Вторая картина обошлась мне в несколько десятков раз дешевле первой. На пне, покрытом мхом с правой стороны и трухой мертвой коры – с левой, восседает самый популярный герой трагедий Софокла. В левой руке этот честолюбец держит клинок, которым лишил себя глаза. Слева от него, у подножия пня замерло мертвое тело его биологического отца. Над трупом взвилось фиолетовое марево – дитя заката. Призрачная луна окрашена в тот же цвет. Ближе к ней фиолетовый переходил в черный. Казалось, на смену этому закату уже не явится рассвет. Окаменели мертвые деревья с черными ветвями. С правой стороны от Эдипа – картина природного изобилия на фоне рассвета.

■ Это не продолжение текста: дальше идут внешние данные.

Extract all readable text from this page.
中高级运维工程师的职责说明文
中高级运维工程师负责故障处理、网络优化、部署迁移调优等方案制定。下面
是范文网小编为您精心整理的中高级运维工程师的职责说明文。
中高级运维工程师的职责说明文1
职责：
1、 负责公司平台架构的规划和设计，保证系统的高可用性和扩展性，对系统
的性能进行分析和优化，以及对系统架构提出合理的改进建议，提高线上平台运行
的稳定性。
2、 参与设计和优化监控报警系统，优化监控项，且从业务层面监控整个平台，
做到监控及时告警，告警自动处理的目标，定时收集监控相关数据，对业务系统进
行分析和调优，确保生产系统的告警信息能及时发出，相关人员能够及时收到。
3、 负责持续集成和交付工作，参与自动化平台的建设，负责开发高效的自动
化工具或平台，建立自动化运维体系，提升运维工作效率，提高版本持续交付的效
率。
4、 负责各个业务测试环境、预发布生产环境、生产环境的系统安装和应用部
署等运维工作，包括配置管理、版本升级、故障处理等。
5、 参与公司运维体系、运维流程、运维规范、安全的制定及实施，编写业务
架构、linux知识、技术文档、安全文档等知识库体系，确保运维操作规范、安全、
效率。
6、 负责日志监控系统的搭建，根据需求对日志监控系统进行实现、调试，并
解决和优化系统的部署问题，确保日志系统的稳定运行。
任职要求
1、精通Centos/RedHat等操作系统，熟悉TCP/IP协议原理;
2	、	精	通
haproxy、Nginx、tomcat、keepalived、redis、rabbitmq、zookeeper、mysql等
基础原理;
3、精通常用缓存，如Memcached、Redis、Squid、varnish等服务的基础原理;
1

Прямо на земле сидит прекрасная зрелая женщина. Ткань изящного наряда ласкает ее холеное тело. Зелень, цветы, роса, птицы, солнце – все это было справа и взирало на женщину, в которой угадывался образ богини, будто она породила все это и пленена материнской любовью к своему творению. Левая сторона лица Эдипа была искажена членовредительством, а на правой стороне застыла безмятежная улыбка.
Эти картины висели на стене моего тайного убежища. То, что я их видел, означало, что мне, наконец, удалось оказаться на достаточной высоте для того, чтобы использовать единственную попытку оказаться внутри своего жилья. Опытом наученный, что медлить не стоит, я слегка раскачался. Сейчас все затраченные усилия, все испытанные муки могут оказаться напрасными: риск того, что я могу сорваться и не достигнуть окна, был очень велик.
Мое тело полетело к окну. Туловище ударилось о стену, спровоцировав новый взрыв нестерпимой боли. Руки разжались, и земля снова начала приближаться. Должно быть, вся кровь оказалась в голове. Не понимаю, почему глаза не лопнули от такого давления. Что-то нащупали мои пальцы, вцепившись в это «что-то» со всей силой, что осталась.
Позволив себе вдох и выдох, я подтянулся на обеих руках. Отпустил одну из рук и кинул вперед. Та опять умудрилась зацепиться за что-то. В этот момент я почувствовал, как швы, наложенные на рану, разошлись и по животу потекла кровь, которая, в отличие от пота, была горячей. Я неистово заработал телом, карабкался, дергал руками и ногами, будто терзаемый спазмами. Челюсти были сжаты так, что зубы ломило.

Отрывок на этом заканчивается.